В те годы тоже все хотели работать в Москве, понимая, что это центр культуры, что здесь рождается самое интересное, самое спорное, самое новаторское. А если не получится устроиться в московский театр сразу после окончания института, есть шанс показать себя на следующий год: театров в Москве много.
В Щукинском училище была традиция на четвертом курсе помимо дипломных спектаклей готовить концертную программу с песнями, плясками, шутками, отрывками: курс показывал ее разным театральным руководителям. Сохранилась эта традиция и по сию пору. У нас в школе-студии такой традиции не существовало: каждый самостоятельно штурмовал театральные бастионы.
Наш курс приходили смотреть режиссеры: и на сцене школы-студии, и в студенческом учебном театре, приютившемся в Большом Гнездниковском переулке, где когда-то вся Москва собиралась на знаменитые капустники в театр-кабаре «Летучая мышь»…
Ребята волновались, мы с мужем – нет. Мы не готовили отрывков для показов. У нас в кармане – МХАТ! Конечно, никому о разговоре с ректором мы не сказали, но самих нас переполняло умиротворенное счастье.

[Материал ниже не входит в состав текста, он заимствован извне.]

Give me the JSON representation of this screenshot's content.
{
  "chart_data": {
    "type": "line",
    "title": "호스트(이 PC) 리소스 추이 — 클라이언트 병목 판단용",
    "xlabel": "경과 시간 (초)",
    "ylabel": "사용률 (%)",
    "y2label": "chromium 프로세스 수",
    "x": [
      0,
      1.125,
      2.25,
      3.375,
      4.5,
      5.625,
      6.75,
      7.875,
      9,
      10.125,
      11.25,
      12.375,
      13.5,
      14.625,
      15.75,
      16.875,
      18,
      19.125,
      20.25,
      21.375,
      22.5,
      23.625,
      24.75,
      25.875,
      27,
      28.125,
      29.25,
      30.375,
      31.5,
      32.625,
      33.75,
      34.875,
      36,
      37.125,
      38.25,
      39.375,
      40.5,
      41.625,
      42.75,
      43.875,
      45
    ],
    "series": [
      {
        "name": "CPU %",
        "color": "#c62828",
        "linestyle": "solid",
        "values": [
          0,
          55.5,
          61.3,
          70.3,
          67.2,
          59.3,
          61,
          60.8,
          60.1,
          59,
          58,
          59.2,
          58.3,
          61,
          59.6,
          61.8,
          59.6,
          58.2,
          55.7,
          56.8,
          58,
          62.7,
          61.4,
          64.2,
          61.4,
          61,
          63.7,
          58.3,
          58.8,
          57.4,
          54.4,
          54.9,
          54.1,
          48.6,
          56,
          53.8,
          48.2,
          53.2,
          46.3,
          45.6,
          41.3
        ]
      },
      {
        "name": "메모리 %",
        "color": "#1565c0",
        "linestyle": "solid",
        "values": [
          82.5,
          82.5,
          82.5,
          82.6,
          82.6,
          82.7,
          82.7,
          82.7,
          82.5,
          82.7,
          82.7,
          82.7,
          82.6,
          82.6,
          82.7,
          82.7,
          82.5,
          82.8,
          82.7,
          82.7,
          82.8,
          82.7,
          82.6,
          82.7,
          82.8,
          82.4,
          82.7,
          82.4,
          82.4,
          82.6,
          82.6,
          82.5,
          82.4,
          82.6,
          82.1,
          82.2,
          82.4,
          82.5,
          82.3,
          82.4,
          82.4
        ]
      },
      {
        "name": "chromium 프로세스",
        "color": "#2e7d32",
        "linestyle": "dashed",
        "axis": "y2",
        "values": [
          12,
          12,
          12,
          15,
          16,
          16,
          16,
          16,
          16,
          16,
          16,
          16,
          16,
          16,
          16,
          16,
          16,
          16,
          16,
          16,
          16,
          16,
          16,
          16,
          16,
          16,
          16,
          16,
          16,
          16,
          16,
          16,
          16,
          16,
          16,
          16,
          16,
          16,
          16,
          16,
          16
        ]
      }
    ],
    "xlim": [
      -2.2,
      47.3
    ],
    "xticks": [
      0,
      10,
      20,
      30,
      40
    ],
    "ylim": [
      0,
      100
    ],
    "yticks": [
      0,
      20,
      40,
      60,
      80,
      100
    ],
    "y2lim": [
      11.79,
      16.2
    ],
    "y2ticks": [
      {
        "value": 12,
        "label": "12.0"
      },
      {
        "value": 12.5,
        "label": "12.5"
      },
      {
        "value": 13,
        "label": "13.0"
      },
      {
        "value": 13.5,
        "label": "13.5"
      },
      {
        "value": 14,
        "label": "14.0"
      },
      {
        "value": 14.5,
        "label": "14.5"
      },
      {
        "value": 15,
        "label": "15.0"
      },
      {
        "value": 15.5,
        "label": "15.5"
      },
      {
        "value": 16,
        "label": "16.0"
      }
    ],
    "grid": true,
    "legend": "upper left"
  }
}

И вот, конец учению – нам вручают дипломы и оформляют распределение по театрам! Мы сидим в маленькой аудитории рядом с деканатом, и декан факультета объявляет, кому куда отправиться. Мастера при этом не присутствуют.
Большую часть курса взял Ефремов к себе в «Современник». Ему понравился наш самостоятельный спектакль, и он принял практически всех ребят, в нем занятых. Одного мальчика пригласили в театр Маяковского. Красавицу Сашу Дорохину, с которой мы покоряли Скуарцина и Чухрая, пригласил Ленком. Во МХАТ пригласили Ирину Мирошниченко и Алексея Борзунова. Нескольких самых слабых ребят не пригласили никуда… и нас с мужем тоже никуда не пригласили.
Катастрофа
Вот когда мне пригодились воспитание и самообладание. На моем лице не дрогнул ни один мускул – как у королевских особ. Что было на лице мужа, я не видела, следила за своим. Помню, что стоял прекрасный солнечный день, мы с трепетом в душе ждали, когда произнесут наши фамилии, скажут, что нас распределяют в родной театр… А услышали мы то, что услышали. С трудом веря своим ушам, мы встали, мило со всеми попрощались, улыбнулись и ушли.
Мы вернулись домой – в свою комнату в общежитии. Сказать, что мы были раздавлены, – значит ничего не сказать. Нас сто раз переехал многотонный грузовик, и мы были распластаны в лепешку. Мой муж мрачно молчал и про себя думал, что это именно он испоганил мне карьеру и что это из-за него меня не взяли во МХАТ. Вслух он ничего не сказал, но именно эта тяжелая мысль камнем лежала у него на душе, и он считал, что я подозреваю то же самое.
Но я в этот момент ни о чем не думала. Я была оскорблена до глубины души. Не тем, что нас не взяли во МХАТ, хотя это ударило по самолюбию очень сильно. Я была оскорблена предательством. Другим словом произошедшее я назвать не могла.
Разговор с Радомысленским происходил на третьем курсе – и за год много чего неведомого могло случиться. Оскорбило меня то, что со мной можно так поступить! О любых переменах в распределении Вениамин Захарович не мог не знать. Он знал все о жизни театра и его закулисья – всегда знал. Не мог он и забыть о нашем разговоре, о том, что он просил, чтобы я нигде, ни под каким видом не вздумала показываться! Так как же можно было не предупредить, что что-то изменилось?! Как же не сказать вовремя: «Кое-что произошло, иди, девочка, показывайся в другие театры! Устраивайся!»
А теперь все показы завершились. Мы окончили обучение, театры закончили сезоны, и мы с мужем подвешены между небом и землей, как беспомощные котята. Вот тебе и «Папа Веня».
Я человек гордый. Я не стала выяснять, как такое могло случиться. Но я была оскорблена предельно: задето оказалось мое человеческое достоинство. С тех пор многие годы не переступала я порог школы-студии и никогда больше не хотела видеть Вениамина Захаровича. Только спустя 21 год я пришла на экзамен своей дочери – уже в здание бывшей пельменной. Были еще живы некоторые наши прекрасные педагоги. Меня поразило, что мы с нашей дочерью для них в одном ряду – ученики: «Верочка», «Юленька», «Володечка»… Вениамин Захарович к тому времени уже покинул этот свет.